Marvel's "Eternals," on the other hand, was rebuffed because of director Chloe Zhao, who became a persona non grata in China after past remarks she made about the country surfaced online. The backlash led to her name and her achievements being wiped from much of the Chinese web.
"These all happened in the broad context of China's domestic political events and growing nationalism, and the U.S.-China geopolitical tensions, on top of the ongoing pandemic," Fang said. "In short, the ban on Marvel movies was the consequence of a series of organizational, political, and ideological mishaps that fueled one another."
In recent years, Hollywood's access to the Chinese market has deteriorated significantly. In addition to quotas on how many Western films can be admitted into China's theaters, the country has established barriers to entry that can censor films entirely or limit how long before a release a film can be marketed.
China's already tight restrictions were further exacerbated in 2018 when the regulation of the country's film and television industry was moved to be under the control of the Communist Party's propaganda department, a decision that gave the party further control of China's media and entertainment.
Tensions between Washington and Beijing soared to new heights under the Trump administration, triggered, in part, by a slew of trade restrictions and economic sanctions. President Joe Biden has largely kept his predecessor's policies toward China and recently called for a "diplomatic boycott" of the Beijing Winter Olympics, citing ongoing human rights abuses in Xinjiang.

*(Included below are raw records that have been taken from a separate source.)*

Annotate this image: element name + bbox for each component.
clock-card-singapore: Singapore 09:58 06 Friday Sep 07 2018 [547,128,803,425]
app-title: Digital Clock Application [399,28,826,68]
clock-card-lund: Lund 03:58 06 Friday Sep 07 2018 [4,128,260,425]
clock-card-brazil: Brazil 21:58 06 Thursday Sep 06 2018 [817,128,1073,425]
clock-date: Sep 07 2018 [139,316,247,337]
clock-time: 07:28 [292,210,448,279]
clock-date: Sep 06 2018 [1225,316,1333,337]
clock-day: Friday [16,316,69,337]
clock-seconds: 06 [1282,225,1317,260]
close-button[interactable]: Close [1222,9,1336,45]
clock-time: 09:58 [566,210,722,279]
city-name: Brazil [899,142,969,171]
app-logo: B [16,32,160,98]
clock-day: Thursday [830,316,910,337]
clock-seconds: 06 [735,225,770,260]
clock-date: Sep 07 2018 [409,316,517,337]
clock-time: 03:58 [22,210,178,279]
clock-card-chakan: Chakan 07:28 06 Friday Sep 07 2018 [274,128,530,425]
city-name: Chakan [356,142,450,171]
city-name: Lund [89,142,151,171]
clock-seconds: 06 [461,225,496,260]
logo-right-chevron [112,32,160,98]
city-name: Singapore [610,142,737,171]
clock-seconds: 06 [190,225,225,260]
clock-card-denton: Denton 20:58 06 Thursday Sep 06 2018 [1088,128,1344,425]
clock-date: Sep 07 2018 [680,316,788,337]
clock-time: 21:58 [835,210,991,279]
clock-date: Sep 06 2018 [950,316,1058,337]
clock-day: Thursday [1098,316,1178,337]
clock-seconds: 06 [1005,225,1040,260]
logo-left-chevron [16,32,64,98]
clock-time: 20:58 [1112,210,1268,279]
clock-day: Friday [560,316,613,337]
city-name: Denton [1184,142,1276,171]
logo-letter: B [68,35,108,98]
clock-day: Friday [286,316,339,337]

"The government can't just cut off Hollywood entirely because audiences still want to watch the movies," Fang said. "The party has to balance between what it wants and what the audience wants."

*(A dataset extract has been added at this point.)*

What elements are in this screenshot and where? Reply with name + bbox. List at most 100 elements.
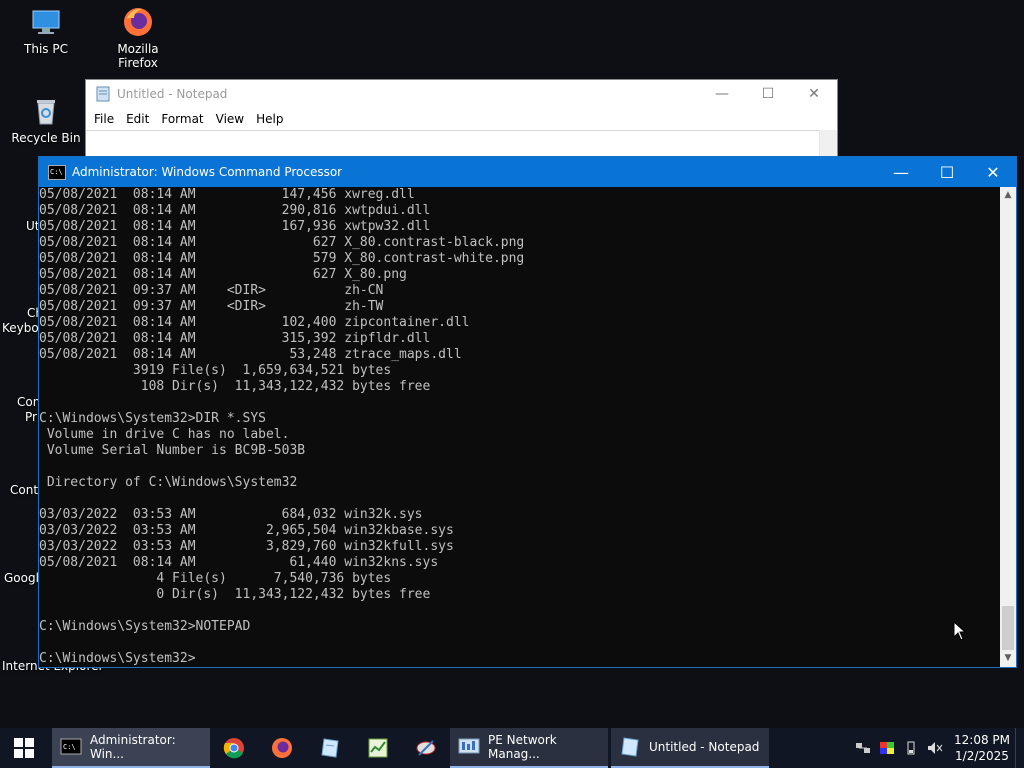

China's box office was bolstered in 2021 by a string of domestic "main melody" films like the Korean War epic "The Battle of Lake Changjin," which tallied around $900 million in sales during its run in theaters, which makes it the highest-grossing film of all time in China.
Main melody films are propagandistic stories that celebrate the glory of China and its leaders. Since 2018, these films have become more successful. In 2021, the genre accounted for four out of the top 10 films released in China.
"As Hollywood is losing its foot in China, U.S. studios need to figure out how to make movies that will resonate with Chinese audiences if they still hope to reap benefits from the China market," Fang said.